We weten dat dit slecht nieuws is. Slecht nieuws voor onze Omweg die nu hier voor wie weet hoe lang in deze verwoestende omstandigheden moet blijven, en slecht nieuws voor ons want nu moeten we gaan wachten op een helikopter die wellicht net zo traag is als de SAR-boot. De klappen worden steeds harder en Ilona en ik sluiten mijn ouders op tussen onszelf en de kajuit. Dit houden we niet lang vol. Na elke golf wanneer de boot weer met een harde klap op de rotsen terugvalt zie ik dat de bodem hier ondiep is, zo ondiep dat je er gemakkelijk kunt staan. Vlakbij steekt een grote rots uit het water en daarachter ligt de kust waar inmiddels een hoop mensen staan die allerlei onduidelijks gebaren. Ik analyseer de beweging van de boot, de afstand tussen de golven, en de tijd die er over is. Ilona ziet wat ik van plan ben en zegt "Doe je schoenen aan!", iets dat ik inderdaad aan het vergeten was. Op precies het goede moment race ik het zwemtrapje af en probeer zo ver mogelijk weg te komen om niet de boot over me heen te krijgen. Tussen twee rotspunten door treft een golf me en sleurt me met grote kracht een paar meter richting de kust. Mijn plan was eigenlijk om een route te vinden waarmee ik mijn ouders een voor een van de boot zou kunnen krijgen maar ik heb mijn handen vol aan alleen maar mijzelf, dus dit is duidelijk geen optie. Ik zwem naar een grote rots en klim erop. Een van de omstanders springt in het water en zwemt, in de schaduw van de golven, naar "mijn" rots. Hij vraagt of alles OK is en naar mijzelf kijkend begrijp ik pas zijn vraag want op een aantal plaatsen druipt er niet alleen zeewater van me af maar ook bloed. Ik heb er niets van gevoeld maar ik heb overal krassen op mijn lijf, en ergens in mijn linker bovenbeen voel ik een doffe pijn.
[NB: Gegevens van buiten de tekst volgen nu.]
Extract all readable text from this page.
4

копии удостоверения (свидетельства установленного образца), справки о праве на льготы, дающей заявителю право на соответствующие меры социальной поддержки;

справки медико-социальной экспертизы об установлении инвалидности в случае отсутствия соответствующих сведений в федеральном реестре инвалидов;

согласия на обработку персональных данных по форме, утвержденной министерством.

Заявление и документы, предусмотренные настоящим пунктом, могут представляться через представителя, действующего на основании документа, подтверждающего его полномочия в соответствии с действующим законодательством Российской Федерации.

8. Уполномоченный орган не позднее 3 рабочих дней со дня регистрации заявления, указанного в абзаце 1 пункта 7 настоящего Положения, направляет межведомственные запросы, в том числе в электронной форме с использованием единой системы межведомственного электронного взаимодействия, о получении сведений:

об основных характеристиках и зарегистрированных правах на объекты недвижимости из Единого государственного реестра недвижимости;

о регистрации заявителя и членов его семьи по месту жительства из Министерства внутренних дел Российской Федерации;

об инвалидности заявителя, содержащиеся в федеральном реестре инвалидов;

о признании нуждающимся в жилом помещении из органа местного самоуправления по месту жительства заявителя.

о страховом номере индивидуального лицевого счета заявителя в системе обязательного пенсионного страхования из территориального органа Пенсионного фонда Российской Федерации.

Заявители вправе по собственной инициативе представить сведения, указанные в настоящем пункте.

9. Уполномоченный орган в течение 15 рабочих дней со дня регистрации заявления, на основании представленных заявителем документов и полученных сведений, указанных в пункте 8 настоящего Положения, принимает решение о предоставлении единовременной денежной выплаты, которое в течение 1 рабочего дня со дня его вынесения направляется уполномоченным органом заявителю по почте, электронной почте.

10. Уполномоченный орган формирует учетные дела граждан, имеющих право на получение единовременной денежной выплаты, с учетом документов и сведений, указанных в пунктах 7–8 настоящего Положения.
Ilona roept SAR weer op maar die stelt dat iedereen beter op de boot kan blijven. Het vliegveld ligt hier vlakbij en het wachten op de helikopter duurt gelukkig niet al te lang. Eerst wordt mijn vader van boord gehesen, daarna mijn moeder en als laatste Ilona. De procedure ziet er gevaarlijk uit, een apenvuist knalt rakelings tussen mijn ouders dwars door de sprayhood naar binnen. De helikopter moet het eruittrekken van de mensen precies timen zodat ze niet onderweg naar boven geraakt worden door de woest heen en weer zwaaiende mast en verstaging. Ondertussen heb ik mijn rotseiland moeten verlaten omdat Omweg dichterbij is gekomen en de mast de rots wel eens zou kunnen raken.

Herenigingen

Even later is de helikopter verdwenen en de SAR boot verdwijnt ook. Hoe gaan ze nu onze boot redden? Twee politiemensen doemen op tussen de omstanders. In gebrekkig Engels vragen ze of ik de eigenaar ben, en vragen mij om even mee te lopen naar de auto om gegevens in te vullen. Wanneer dit klaar is willen ze me naar het vliegveld brengen om me te herenigen met mijn familie. Ik vraag wie er dan achterblijft om de boot te beschermen maar krijg wat Spaans gebrabbel als antwoord waar ik niets van begrijp. Ik doe maar wat me gevraagd wordt en stap in de auto. Even later op het vliegveld openen ze de autodeur en zeggen "Bye". Wat nou "Bye", hoezo "Bye"? Ik vraag ze waar mijn familie dan is en krijg als antwoord dat ze dat ook niet weten maar dat ze hier vast wel ergens zijn. Ik maak ze duidelijk dat ik geen mobieltje, geen geld, helemaal niets heb, geen contact met ze kan opnemen, niet eens meer het vliegveld kan verlaten, maar het maakt ze niets uit en even later sta ik, nog steeds nadruipend en met lege zakken, de politieauto na te kijken. Ik ontdek dat ik mijn zwemvest nog steeds omheb en doe het nu maar af voor ik de terminal binnen loop. Even later ontdek ik twee politieagenten en snel op ze af. Ze kijken me argwanend aan, begrijpen nauwelijks Engels, kijken naar mijn natte broek en verwijzen me naar "second door on the left side" zonder de moeite te nemen me te begeleiden. Ik loop in de aangewezen richting maar de tweede deur blijkt de deur van het toilet te zijn... Als ik omkijk zijn de agenten in de mensenmassa verdwenen.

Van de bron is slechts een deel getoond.